Mr. Delpire recognized that quality in the documentarylike photos that the Swiss-born Mr. Frank made during his rambles around the United States in 1955 and 1956. And he saw the artistic value of Mr. Frank’s photos before any American publishers did. Mr. Delpire published “Les Americains,” a collection of 83 of Mr. Frank’s black-and-white photos of ordinary Americans, in 1958.

A year later, Grove Press published the book as “The Americans,” with an introduction by Jack Kerouac. It has since come to be viewed as a masterpiece for its stark realism and its empathetic vision.

“Photography books until Robert had a formula,” Mr. Hoppen said. “They were a little stale, a little rigid. He reinvented them. He understood how pages worked and how one photograph related to the other.”

Libération, the French newspaper, quoted Mr. Delpire’s description of his relationship to each photographer: “A publisher is a craftsman. He is at the service of the author. To make a good book of photography is not to make a book for oneself but for the author.”

He was passionate about creating the proper sequences in which to view photos, knowing that the eye viewed images differently when they are bound in a book as opposed to hanging on a gallery wall.

Mr. Delpire’s editing of Mr. Koudelka’s book “Gitans, la Fin du Voyage” — published in English as “Gypsies” — “moves us quickly into the visual energy of the community,” the photographer Jeffrey Ladd wrote on Time.com nearly 40 years after Mr. Delpire published it in 1975, “mixing frenetic action with direct portraits where the postures of the subjects signal their acceptance of Koudelka’s presence and camera.”

Robert Delpire was born in Paris on Jan. 24, 1926. He did not see publishing as a career until 1950, when he was in medical school in Paris and agreed to turn a faculty bulletin into a cultural review.

Despite his lack of experience, he published the magazine, Neuf, for three years, filling it with photos from the likes of Mr. Cartier-Bresson, Mr. Frank and Robert Doisneau, as well as illustrations by Saul Steinberg and written works by Claude Roy, Jacques Prévert and André Breton.

The review begot Mr. Delpire’s book-publishing career, over the course of which he was associated with many elite photographers, including Robert Capa, Inge Morath Brassai and William Klein. Many of the photographers he published were part of the Magnum Photos co-op.

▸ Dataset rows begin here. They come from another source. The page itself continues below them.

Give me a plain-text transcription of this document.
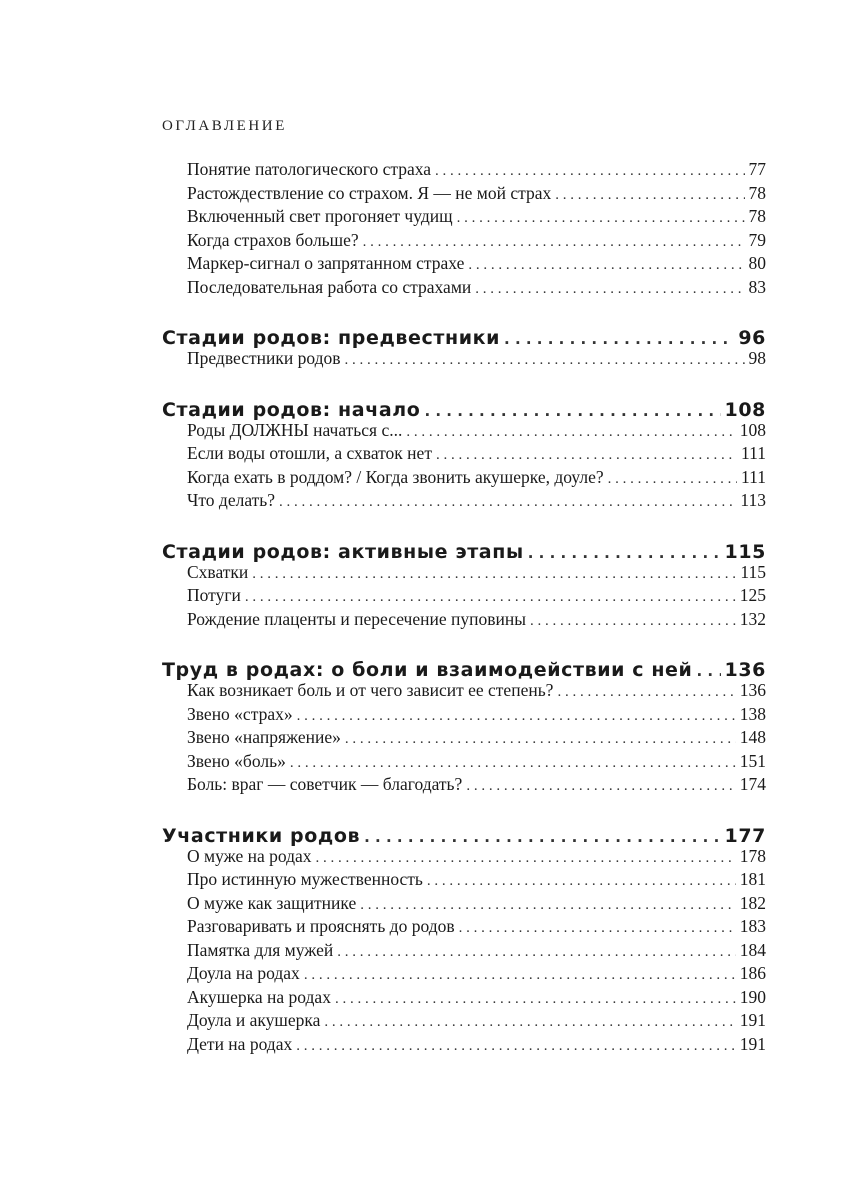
ОГЛАВЛЕНИЕ
Понятие патологического страха . . .	77
Растождествление со страхом. Я — не мой страх . . .	78
Включенный свет прогоняет чудищ . . .	78
Когда страхов больше? . . .	79
Маркер-сигнал о запрятанном страхе . . .	80
Последовательная работа со страхами . . .	83
Стадии родов: предвестники . . .	96
Предвестники родов . . .	98
Стадии родов: начало . . .	108
Роды ДОЛЖНЫ начаться с... . . .	108
Если воды отошли, а схваток нет . . .	111
Когда ехать в роддом? / Когда звонить акушерке, доуле? . . .	111
Что делать? . . .	113
Стадии родов: активные этапы . . .	115
Схватки . . .	115
Потуги . . .	125
Рождение плаценты и пересечение пуповины . . .	132
Труд в родах: о боли и взаимодействии с ней . . . 136
Как возникает боль и от чего зависит ее степень? . . .	136
Звено «страх» . . .	138
Звено «напряжение» . . .	148
Звено «боль» . . .	151
Боль: враг — советчик — благодать? . . .	174
Участники родов . . .	177
О муже на родах . . .	178
Про истинную мужественность . . .	181
О муже как защитнике . . .	182
Разговаривать и прояснять до родов . . .	183
Памятка для мужей . . .	184
Доула на родах . . .	186
Акушерка на родах . . .	190
Доула и акушерка . . .	191
Дети на родах . . .	191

In addition to the major books he published, Mr. Delpire created Photo Poche, a series of small, modestly priced books designed to popularize photography. For those books, he was awarded the Infinity Award from the International Center of Photography in New York in 1985.

Mr. Delpire also ran an advertising agency and produced “Float Like a Butterfly, Sting Like a Bee” (1969), a documentary about Muhammad Ali, and “Who Are You, Polly Maggoo?” (1966), a feature film, both directed by Mr. Klein.

Mr. Klein later added footage to the Ali documentary from Ali’s fight in 1974 against George Foreman in Zaire.

Mr. Delpire is survived by his wife. Complete information on survivors was not immediately available.

When analyzing the beauty or significance of a photograph, Mr. Delpire needed it to make more than a simple statement. He looked for it to “enhance the significance of a fact, the psychology of a person, the specificity of a person,” he told Aperture.org.

A good photo, he added, “requires sensitivity, patience, vivacity, graphic sense, not to mention technical knowledge. The talent is the ‘cherry on the cake,’ as we say in French. … We publishers are looking for the cherries.”